My mother crouches beside me, puts her arm around my squishy coat and joins in.
‘Hej d? huset!’ We wave at the locked front door.
Then, the camera follows us as we all climb into the back of the taxi. The driver seems harassed by the wait. My father passes the camera to my mother as he struggles to get my seatbelt to clip in.
Then, blackout.
The camera springs to life again in the airport departure lounge. Quite the film-maker, my father pans across the shuttered shops – perfume, surf wear, expensive sweets and snacks. They are all closed because it’s 4 a.m. and no human wants to buy perfume or overpriced swimming shorts at this hour. My mother is asleep on a chair; she is almost translucent. I am sitting beside her, crying.

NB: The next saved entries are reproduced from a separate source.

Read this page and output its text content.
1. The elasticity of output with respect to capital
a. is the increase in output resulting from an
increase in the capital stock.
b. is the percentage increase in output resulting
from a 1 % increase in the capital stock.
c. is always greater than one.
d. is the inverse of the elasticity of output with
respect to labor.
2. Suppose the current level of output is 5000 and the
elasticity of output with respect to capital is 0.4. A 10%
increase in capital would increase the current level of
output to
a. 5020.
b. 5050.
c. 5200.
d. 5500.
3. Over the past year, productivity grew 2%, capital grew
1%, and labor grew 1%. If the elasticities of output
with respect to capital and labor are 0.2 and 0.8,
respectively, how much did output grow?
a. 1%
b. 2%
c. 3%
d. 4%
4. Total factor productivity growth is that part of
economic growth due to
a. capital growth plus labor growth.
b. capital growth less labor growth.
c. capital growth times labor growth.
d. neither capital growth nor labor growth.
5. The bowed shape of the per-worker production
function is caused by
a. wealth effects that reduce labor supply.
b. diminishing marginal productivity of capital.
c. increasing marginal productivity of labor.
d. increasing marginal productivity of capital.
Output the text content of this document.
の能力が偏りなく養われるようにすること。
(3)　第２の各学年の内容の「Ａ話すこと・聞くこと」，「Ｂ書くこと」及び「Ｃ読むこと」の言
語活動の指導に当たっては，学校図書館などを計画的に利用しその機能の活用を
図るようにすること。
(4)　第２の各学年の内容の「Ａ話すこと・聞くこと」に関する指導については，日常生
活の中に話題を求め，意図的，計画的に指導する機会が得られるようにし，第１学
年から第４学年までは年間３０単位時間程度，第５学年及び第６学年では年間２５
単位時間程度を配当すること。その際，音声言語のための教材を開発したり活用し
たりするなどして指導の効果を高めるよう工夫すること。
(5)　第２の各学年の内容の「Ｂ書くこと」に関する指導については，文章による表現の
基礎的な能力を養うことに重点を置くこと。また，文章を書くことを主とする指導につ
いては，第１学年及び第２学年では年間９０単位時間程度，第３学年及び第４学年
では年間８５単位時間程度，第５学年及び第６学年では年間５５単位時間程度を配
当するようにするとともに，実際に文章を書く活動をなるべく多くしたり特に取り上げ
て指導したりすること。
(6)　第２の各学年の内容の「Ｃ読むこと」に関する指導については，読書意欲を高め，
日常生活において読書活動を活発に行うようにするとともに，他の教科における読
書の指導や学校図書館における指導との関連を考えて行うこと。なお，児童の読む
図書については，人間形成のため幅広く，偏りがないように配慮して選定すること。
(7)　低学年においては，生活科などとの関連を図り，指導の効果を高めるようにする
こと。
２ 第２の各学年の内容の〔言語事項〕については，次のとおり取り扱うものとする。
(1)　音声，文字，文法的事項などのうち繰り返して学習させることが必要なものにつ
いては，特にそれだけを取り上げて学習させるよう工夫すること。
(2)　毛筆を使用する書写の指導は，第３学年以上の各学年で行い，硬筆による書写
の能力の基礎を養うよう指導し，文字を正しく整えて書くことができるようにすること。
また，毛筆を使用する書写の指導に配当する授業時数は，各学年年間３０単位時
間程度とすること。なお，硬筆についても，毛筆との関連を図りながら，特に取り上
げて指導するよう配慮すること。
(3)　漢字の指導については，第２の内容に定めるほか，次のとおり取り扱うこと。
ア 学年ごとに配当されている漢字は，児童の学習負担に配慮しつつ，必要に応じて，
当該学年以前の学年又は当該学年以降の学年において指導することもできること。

‘Don’t cry, sweetheart!’ my father says, and I look up at the camera.
Then, blackout.
There’s incredibly shaky footage of the plane taking off from the window, but because of the darkness all you can see is red and white dots shaking and then disappearing down the bottom of the screen. ‘And we’re off,’ my father says quietly into the camera, as though it is a secret they’re sharing. Then he turns the camera on me. I’m holding on to Benni tightly. I have my nose pressed against his beanbag snout.
‘It’ll be okay, pickle,’ my father says softly.
Panning from the front door and around the living room, where there are boxes and suitcases and a distinct lack of furniture, my father narrates, ‘Well, here we are!’ And he does a tour of the house – the kitchen with only one working lightbulb and the bathroom, where the previous owners have left peach-coloured toilet paper and a shower radio in the shape of a seahorse, then into the bedroom with the double bed, where my mother is unpacking clothes. Then he goes into my bedroom where, clutching Benni, I am finally asleep.